In the bowl of a food processor fitted with the steel blade or in the bowl of an electric mixer fitted with the paddle attachment, combine the flour, brown sugar, baking soda, and salt. Pulse or mix on low to incorporate. Add the butter and pulse on and off on and off, or mix on low, until the mixture is the consistency of a coarse meal.

In a small bowl, whisk together the honey, milk, and vanilla extract. Add to the flour mixture and pulse on and off a few times or mix on low until the dough barely comes together. It will be very soft and sticky.

Turn the dough out onto a lightly floured work surface and pat the dough into a rectangle about 1 inch thick. Wrap in plastic and chill until firm, about 2 hours or overnight.

To prepare the topping: In a small bowl, combine the sugar and cinnamon, and set aside.

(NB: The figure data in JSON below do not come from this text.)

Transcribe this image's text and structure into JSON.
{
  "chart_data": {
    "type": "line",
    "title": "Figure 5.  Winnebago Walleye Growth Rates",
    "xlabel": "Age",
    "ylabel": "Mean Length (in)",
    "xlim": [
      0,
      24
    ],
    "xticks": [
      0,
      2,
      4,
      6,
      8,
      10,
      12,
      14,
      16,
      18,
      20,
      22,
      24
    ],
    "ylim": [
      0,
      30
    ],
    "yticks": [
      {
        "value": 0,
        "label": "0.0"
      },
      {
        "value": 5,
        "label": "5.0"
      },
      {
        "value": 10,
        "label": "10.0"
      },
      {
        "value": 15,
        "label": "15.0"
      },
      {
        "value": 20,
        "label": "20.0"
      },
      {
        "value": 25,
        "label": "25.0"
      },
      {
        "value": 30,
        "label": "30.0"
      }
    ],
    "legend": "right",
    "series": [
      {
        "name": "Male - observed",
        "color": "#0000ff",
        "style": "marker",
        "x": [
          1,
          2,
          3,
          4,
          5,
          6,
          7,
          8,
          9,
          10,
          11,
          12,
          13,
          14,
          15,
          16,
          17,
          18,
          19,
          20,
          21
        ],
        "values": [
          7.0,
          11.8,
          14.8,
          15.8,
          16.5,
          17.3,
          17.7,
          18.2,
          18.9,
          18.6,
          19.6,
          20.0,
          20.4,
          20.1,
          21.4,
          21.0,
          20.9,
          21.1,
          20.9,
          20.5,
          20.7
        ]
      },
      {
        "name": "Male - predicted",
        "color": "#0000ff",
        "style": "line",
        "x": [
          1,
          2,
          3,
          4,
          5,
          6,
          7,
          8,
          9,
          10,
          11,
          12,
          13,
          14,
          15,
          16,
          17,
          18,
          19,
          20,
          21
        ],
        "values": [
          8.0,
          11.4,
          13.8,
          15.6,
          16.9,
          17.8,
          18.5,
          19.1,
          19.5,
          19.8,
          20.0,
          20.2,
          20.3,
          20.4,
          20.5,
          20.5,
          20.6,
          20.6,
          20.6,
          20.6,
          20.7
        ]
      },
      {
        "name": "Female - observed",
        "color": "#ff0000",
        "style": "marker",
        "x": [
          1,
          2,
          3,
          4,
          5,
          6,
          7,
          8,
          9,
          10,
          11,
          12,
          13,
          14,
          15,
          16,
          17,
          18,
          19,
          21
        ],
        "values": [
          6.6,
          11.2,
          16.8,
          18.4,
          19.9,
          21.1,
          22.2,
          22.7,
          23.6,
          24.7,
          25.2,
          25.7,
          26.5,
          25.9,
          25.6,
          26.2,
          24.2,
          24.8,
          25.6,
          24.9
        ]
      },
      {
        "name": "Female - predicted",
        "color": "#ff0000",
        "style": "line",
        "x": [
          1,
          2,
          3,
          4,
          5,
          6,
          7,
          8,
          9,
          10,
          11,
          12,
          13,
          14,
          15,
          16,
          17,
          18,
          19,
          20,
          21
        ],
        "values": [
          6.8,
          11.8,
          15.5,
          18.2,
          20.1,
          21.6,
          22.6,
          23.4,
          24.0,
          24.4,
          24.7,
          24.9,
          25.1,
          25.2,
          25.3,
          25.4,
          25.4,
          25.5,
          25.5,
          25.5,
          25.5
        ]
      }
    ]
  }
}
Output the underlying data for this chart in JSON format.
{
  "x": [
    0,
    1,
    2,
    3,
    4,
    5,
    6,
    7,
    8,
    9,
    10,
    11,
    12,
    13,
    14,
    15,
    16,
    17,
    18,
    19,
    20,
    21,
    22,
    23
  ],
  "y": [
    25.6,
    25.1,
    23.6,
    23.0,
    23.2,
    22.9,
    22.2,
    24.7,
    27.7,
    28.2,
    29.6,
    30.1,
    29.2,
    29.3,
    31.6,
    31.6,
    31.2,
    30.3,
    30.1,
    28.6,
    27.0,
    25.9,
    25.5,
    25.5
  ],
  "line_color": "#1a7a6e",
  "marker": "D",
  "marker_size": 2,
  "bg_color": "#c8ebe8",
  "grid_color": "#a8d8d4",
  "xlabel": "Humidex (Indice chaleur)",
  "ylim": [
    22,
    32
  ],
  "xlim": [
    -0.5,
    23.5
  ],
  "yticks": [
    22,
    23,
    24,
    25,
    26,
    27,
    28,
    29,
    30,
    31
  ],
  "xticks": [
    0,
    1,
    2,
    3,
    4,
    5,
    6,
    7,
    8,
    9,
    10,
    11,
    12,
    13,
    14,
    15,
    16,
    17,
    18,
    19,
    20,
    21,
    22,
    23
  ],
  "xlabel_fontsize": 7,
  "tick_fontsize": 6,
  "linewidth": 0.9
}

Divide the dough in half and return one half to the refrigerator. Sift an even layer of flour onto the work surface and roll the dough into a long rectangle about 1/8 inch thick. The dough will be sticky, so flour as necessary. Trim the edges of the rectangle to 4 inches wide. Working with the shorter side of the rectangle parallel to the work surface, cut the strip every 4 1/2 inches to make 4 crackers, or cut into whatever size/shape you prefer. Gather the scraps together and set aside. Place the crackers on one or two parchment-lined baking sheets and sprinkle with the topping. Chill until firm, about 30 to 45 minutes. Repeat with the second batch of dough.

Adjust the oven rack to the upper and lower positions and preheat the oven to 350° F.

Gather the scraps together into a ball, chill until firm, and re-roll. Dust the surface with more flour and roll out the dough to get two or three more crackers.

Mark a vertical line down the middle of each cracker, being careful not to cut through the dough. Using a wooden skewer, prick the dough to form two dotted rows about 1/2 inch for each side of the dividing line.

Bake for 20-25 minutes, until browned and slightly firm to the tough, rotating the sheets halfway through to ensure even baking.

**note: I've made this dough a week or so in advance and frozen it until I have the time to roll it out and slice it up and i've seen no adverse affects.